Grappling With Politics...Again
Posted: Aug 3rd 2009 By: CMBurnham
In 1999, as he was setting out on his first race for mayor of Memphis, Jerry "The King" Lawler received some sage counsel from the late Wyeth Chandler, a former mayor who was then serving as a Circuit Court judge.
Lawler, on the brink of a second mayoral run in 2009, quotes the supportive Chandler thusly: "I'm going to tell you your problem. Black people love you. They will spend their last dollar to see you, but, Jerry, they will not vote for you. Memphis will never have another white mayor."
A skeptical Lawler, who, as a long-established pro wrestler could number his African-American fans in the thousands, campaigned hard in black areas anyhow. One precinct in particular was gratifying. When he worked it, he was followed around by large and enthusiastic groups of the residents. "I was like a pied piper," he says. But in the aftermath of an election in which he finished third with 12 percent of the vote, he checked the precinct's vote totals and was chagrined to discover that "I got all of eight votes."
That was then. This is 2009, a year after Congressman Steve Cohen beat a well-funded black opponent 4-1 in the overwhelmingly African-American 9th District, and Lawler is ready to test his city-wide appeal once again in the forthcoming October 27th special election for mayor.

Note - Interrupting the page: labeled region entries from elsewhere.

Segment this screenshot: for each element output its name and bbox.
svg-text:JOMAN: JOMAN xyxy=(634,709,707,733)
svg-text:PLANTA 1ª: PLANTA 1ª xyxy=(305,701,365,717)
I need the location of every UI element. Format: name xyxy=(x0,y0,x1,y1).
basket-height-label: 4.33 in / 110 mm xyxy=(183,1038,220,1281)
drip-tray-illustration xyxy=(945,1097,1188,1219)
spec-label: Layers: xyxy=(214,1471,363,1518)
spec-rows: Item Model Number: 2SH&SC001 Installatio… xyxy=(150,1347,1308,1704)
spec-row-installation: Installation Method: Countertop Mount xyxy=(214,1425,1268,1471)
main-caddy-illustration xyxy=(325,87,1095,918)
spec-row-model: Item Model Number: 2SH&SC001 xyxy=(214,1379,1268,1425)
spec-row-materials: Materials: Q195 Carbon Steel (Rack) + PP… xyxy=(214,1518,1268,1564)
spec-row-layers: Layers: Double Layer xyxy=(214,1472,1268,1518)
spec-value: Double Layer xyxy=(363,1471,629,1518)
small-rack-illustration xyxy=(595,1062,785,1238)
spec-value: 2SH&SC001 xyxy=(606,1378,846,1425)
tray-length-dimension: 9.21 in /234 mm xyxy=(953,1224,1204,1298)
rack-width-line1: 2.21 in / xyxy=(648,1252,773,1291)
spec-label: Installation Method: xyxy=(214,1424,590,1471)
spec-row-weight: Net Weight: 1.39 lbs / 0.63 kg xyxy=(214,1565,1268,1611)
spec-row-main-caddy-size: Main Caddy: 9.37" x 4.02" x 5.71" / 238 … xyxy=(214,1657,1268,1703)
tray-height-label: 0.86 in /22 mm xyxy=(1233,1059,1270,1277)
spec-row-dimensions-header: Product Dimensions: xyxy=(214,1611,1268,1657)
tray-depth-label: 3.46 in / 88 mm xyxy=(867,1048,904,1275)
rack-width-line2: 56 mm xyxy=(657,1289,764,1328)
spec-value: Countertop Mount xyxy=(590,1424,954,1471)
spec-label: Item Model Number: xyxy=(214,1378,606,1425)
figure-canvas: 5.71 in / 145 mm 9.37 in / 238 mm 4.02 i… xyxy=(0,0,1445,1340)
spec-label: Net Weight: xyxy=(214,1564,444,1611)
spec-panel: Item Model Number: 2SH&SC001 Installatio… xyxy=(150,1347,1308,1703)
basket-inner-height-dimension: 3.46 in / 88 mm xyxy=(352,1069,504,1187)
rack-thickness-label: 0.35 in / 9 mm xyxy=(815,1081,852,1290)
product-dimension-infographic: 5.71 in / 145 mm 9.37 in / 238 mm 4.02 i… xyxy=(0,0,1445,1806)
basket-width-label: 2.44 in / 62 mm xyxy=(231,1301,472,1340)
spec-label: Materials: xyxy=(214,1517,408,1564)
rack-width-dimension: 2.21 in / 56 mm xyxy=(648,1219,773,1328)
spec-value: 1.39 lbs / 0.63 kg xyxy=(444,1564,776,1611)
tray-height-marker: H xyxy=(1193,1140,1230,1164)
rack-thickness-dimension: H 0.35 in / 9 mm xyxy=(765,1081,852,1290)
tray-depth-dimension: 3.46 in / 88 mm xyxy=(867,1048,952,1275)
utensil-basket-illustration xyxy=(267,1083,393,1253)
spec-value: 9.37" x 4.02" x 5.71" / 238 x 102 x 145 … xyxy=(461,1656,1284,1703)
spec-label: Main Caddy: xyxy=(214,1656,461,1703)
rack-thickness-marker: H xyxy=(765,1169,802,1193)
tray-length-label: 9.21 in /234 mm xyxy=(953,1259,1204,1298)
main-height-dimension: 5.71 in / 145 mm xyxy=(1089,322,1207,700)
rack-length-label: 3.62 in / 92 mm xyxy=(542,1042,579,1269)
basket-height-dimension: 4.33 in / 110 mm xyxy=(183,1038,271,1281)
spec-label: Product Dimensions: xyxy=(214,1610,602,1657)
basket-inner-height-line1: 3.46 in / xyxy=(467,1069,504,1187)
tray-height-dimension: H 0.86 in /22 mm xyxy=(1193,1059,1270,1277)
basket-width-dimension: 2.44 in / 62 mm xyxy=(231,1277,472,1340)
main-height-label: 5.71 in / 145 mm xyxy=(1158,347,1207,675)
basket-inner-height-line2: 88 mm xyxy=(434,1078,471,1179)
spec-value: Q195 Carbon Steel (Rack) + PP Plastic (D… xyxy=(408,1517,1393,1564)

As Cohen's race and, for that matter, Shelby County mayor A C Wharton's presumed popularity among whites, indicate, the racial dividing line may have blurred a bit, and Lawler has fixed another one of his 1999 handicaps: his inability then, because of contractual obligations as a WWE wrestler and commentator, to campaign more than one or two days a week.
"I've got the best gig anybody ever had," says the 59-year-old and still visibly fit Lawler. "All I have to do is two hours a week as a commentator on Monday nights, a different location every week. The WWE flies me there, and I fly right back on Tuesday morning. The rest of the week is mine."
Moreover, he's a realist. Even though, as he points out, out, Mayor Willie Herenton also has outside interests (some of which are being scrutinized even now for possible conflict-of-interest), Lawler knows the city charter calls for the job of mayor to be regarded as full time. "Not necessarily," he answers, when asked if he'd keep on working for the WWE if elected mayor, and then, after a moment's reflection, adds, "I probably wouldn't be able to continue."
As for political and governmental expertise, Lawler proudly disowns the former ? "All of the other candidates are politicians; I look on myself as being the anti-politician" ? and says of the latter, "The job of being mayor is mainly administrative. I'll reach out and find the qualified people I need to help me."
Lawler thinks he's amply qualified to be mayor: "It's common sense. As an entertainer, I've been a businessman, basically. Why can't this city government be run like a business, with some common sense?"
School spending? Consolidation? The other vexing issues of contemporary city government? The aforesaid common sense, plus the professional help he could hire, would be enough to tackle the problems of Memphis, he figures. "What I'd really like to do is bridge the racial gap," Lawler says. "I've traveled extensively the last 18 years, a different city every Monday night. Memphis is the most racially divided city in this country."
Lawler is scornful of Mayor Herenton's claims to have regenerated downtown Memphis. "We haven't revived downtown at all," he says. "All we have is Beale Street, and all that is a row of bars that people go to to get drunk. The rest of downtown is not vibrant."
So presumably he'd fix that. He'd also call for an immediate audit of the city's pension funds. As for education, which he regards as problem number one, he'd investigate taking over the schools and running them from City Hall. "That's what a lot of cities have done: The buck stops with the mayor."
Lawler doesn't intend to be cooped up in the mayor's office, though: "I'd take a Winnebago, make it a rolling mayor's office and park it in Frayser for two weeks and Cordova for two, then Whitehaven for two weeks, and so on. People in the neighborhoods could just walk in and see me."
Other innovations? "I'd use all the current technology. Twittering, tweeting, whatever it takes to stay in constant touch with people."
In the meantime, Lawler, who doubles as a commercial artist and is designing the cover for a Zorro comic book, intends to be the "anti-politician" as a campaigner, too, not like the others, who are all "bought and paid for." No fund-raisers, no paid advertising, no professional campaign staffers, not even yard signs in the usual sense.
"Oh, I'll have people ? all volunteers ? holding up their own hand-made signs at intersections, that kind of thing. Maybe have people put yellow ribbons out to indicate they no longer intend to be held hostage by politicians. Put them out on mailboxes, on car antennas, on baby strollers, on their fences, anywhere that people can see them."
Yellow ribbons. Winnebagos. Hand-made posters. No phone banks. No pollsters. No paid staff. Is all of that a fantasy, like Mr. Smith Goes to Washington (a film he touts constantly), or like the outcomes in the "sports entertainment" world of contrived rough-and-tumble that he has represented professionally for the last 37 years?
Lawler doesn't think so. In any case, he's about to find out. So are the rest of us.